Some legislative focus will also shift to the Tax Cuts and Jobs Act (TCJA) of 2017, better known to some as the Trump tax cuts. Many of that law’s provisions sunset at the end of 2025, including lower marginal income tax rates, a higher standard deduction, fewer itemized deductions, and a $10,000 cap on state and local taxes. A notable exception is the principal tax cut in TCJA — a 21% flat corporate tax rate that does not expire. Whether and how the TCJA is extended will be influenced significantly by the outcome of the upcoming election.
Will A New President And Congress Redirect Fiscal Priorities?
The new president will have an opportunity to set his or her fiscal priorities through a budget request in the spring of 2025. Items in need of attention include:
- Social Security and Medicare. Unless changes are made, trustees for these programs report that fund reserves will be depleted in the 2030s. In this scenario, the programs would be forced to reduce benefits.
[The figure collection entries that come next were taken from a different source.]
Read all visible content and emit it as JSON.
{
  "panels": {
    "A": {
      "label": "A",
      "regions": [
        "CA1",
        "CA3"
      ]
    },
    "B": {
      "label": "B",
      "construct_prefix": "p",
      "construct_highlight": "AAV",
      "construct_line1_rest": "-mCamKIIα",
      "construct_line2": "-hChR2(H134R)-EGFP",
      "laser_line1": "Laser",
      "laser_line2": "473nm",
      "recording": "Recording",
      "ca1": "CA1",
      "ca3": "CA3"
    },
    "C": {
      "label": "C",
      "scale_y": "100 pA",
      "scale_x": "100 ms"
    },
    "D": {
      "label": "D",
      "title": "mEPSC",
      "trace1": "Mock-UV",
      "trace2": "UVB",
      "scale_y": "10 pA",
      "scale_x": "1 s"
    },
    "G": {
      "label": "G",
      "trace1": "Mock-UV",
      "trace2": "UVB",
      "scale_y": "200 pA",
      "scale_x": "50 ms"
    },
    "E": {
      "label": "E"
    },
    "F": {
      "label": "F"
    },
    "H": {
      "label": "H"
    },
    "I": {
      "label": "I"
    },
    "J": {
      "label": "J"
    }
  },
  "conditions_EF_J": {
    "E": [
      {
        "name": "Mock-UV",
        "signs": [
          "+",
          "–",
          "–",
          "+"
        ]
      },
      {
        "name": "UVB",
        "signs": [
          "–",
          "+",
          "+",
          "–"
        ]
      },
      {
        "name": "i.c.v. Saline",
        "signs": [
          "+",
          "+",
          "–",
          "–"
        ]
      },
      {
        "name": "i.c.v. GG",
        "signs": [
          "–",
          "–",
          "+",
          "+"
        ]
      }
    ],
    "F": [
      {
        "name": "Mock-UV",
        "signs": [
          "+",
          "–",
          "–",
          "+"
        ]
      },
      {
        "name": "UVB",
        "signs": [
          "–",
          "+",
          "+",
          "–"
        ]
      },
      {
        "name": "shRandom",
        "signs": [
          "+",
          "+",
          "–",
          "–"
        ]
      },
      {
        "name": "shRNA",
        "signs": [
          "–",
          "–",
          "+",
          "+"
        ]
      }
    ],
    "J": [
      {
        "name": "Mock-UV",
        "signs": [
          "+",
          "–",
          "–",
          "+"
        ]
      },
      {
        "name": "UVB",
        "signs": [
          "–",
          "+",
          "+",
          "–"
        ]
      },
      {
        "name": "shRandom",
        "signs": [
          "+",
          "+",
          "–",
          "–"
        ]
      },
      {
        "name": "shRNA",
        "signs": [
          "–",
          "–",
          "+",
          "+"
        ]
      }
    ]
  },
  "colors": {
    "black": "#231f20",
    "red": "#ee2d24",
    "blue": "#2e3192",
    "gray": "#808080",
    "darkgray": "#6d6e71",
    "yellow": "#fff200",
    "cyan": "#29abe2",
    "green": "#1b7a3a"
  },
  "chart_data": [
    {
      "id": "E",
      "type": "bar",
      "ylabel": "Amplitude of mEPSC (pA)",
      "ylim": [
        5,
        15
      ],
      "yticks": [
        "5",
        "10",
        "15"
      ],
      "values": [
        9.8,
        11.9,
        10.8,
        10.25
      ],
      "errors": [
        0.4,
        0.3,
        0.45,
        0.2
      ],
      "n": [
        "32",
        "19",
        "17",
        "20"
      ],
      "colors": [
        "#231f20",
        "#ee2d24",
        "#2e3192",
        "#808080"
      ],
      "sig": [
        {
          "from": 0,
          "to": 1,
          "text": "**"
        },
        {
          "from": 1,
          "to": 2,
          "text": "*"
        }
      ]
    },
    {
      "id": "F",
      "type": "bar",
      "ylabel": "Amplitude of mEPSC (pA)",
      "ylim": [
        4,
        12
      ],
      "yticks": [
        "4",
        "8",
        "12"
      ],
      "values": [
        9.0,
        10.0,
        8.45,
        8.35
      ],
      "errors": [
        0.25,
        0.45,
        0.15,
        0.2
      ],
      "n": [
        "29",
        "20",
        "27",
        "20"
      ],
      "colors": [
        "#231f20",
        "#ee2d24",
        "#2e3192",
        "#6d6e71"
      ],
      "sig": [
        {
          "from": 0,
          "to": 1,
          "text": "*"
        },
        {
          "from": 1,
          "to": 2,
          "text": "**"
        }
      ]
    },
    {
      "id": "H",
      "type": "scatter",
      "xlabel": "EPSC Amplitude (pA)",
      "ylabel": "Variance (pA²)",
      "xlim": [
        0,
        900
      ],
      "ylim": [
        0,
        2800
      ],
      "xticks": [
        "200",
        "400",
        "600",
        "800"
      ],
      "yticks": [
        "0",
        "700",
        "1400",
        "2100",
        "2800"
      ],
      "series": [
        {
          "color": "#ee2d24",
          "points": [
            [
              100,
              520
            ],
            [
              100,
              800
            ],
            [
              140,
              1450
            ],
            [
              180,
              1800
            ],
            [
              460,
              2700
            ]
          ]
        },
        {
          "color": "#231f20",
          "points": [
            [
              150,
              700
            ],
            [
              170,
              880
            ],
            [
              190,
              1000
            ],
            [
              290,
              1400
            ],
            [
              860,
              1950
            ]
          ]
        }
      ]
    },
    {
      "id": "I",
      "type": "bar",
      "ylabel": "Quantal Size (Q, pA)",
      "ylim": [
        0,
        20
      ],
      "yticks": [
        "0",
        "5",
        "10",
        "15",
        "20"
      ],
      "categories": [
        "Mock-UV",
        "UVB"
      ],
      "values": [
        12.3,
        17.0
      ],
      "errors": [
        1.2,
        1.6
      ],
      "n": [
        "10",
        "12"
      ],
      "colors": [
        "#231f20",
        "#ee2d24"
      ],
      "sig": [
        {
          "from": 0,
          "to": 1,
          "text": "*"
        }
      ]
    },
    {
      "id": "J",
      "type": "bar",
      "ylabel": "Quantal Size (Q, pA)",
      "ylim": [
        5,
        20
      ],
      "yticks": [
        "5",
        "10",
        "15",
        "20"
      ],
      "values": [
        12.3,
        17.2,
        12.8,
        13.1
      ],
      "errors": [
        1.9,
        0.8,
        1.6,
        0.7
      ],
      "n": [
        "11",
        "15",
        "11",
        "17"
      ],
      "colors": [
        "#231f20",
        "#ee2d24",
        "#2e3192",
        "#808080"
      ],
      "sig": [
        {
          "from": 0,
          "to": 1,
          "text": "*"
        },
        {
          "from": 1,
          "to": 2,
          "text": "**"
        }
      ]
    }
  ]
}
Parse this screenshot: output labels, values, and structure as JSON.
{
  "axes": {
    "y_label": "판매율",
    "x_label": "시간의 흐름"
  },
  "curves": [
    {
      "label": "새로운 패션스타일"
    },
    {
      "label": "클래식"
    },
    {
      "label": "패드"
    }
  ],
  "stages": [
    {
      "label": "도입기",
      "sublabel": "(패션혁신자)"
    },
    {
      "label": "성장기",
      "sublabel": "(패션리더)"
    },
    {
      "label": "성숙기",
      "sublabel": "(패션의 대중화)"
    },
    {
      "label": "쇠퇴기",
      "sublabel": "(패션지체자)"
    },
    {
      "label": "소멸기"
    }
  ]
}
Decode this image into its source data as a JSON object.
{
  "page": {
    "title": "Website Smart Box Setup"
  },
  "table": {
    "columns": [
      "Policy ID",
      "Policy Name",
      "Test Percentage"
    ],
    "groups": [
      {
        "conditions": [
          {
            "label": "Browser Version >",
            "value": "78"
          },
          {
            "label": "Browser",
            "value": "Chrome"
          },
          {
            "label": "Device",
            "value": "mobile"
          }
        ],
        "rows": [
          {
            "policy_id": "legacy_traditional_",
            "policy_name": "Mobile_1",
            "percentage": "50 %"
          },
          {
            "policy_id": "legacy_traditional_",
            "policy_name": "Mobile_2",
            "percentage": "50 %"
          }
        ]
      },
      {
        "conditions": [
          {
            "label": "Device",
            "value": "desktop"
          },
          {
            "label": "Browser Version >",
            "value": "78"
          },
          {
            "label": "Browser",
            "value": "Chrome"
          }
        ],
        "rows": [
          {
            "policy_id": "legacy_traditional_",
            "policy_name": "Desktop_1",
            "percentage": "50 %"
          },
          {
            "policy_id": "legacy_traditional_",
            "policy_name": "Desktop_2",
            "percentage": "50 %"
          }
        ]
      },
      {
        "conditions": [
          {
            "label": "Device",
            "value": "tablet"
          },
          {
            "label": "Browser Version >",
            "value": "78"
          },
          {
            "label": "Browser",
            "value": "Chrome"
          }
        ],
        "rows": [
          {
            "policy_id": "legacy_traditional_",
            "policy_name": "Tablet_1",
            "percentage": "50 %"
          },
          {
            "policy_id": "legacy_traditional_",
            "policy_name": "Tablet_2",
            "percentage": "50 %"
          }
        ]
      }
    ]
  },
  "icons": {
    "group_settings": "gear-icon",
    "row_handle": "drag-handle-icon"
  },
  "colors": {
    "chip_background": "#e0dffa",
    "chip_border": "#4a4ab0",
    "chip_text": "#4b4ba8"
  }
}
- Emerging national security threats. Today’s national security challenges include evolving threats in the Middle East, Asia, and Africa, and from non-state actors. Security concerns include the proliferation of weapons of mass destruction, cyberattacks, disinformation, and supply chain disruptions. A congressionally chartered commission issued a report last year recommending changes to how the U.S. budgets for these new threats.
- Emergencies. As emergencies rise in both severity and incidence — Hurricane Helene being the latest example — there is a need for a more integrated and effective budgetary approach to mitigate consequences from natural disasters, pandemics, and national security threats.
- Management practices. With hundreds of billions of dollars lost to fraud during the COVID-19 pandemic, there is a need to reconsider how the government protects taxpayer dollars.
- Tax policy. Beyond TCJA extension, the two presidential candidates have offered sharply divergent proposals to change how the government is funded. Whether such proposals are seriously pursued is an open question.
A New Year’s Resolution
As the new fiscal year begins, the government would benefit from having at least one central and achievable fiscal improvement goal. In a previous post on Forbes.com, I wrote about the country’s increasingly unworkable budget process and its precarious fiscal condition. (To illustrate: Annual interest payments on the national debt now exceed defense spending.) Legislation has been introduced in Congress to create a national fiscal commission to devise policies to get the country back on a sustainable fiscal path, reviving a proposal twice attempted in the 2010s. That idea could benefit from a new approach.
Achieving any New Year’s resolution often requires breaking down goals into manageable tasks. A narrower working group could explore budget concepts and processes to modernize budgeting. Such a group could sew the seeds of bipartisan fiscal cooperation, and lay the groundwork for a national fiscal commission to propose specific policies. Such progress would not only improve the country’s fiscal outlook and also help to reverse declining levels of trust in government.
A new year with a new president and Congress offers an opportunity to advance fresh ideas. The United States should make the most of it with an achievable fiscal New Year’s resolution.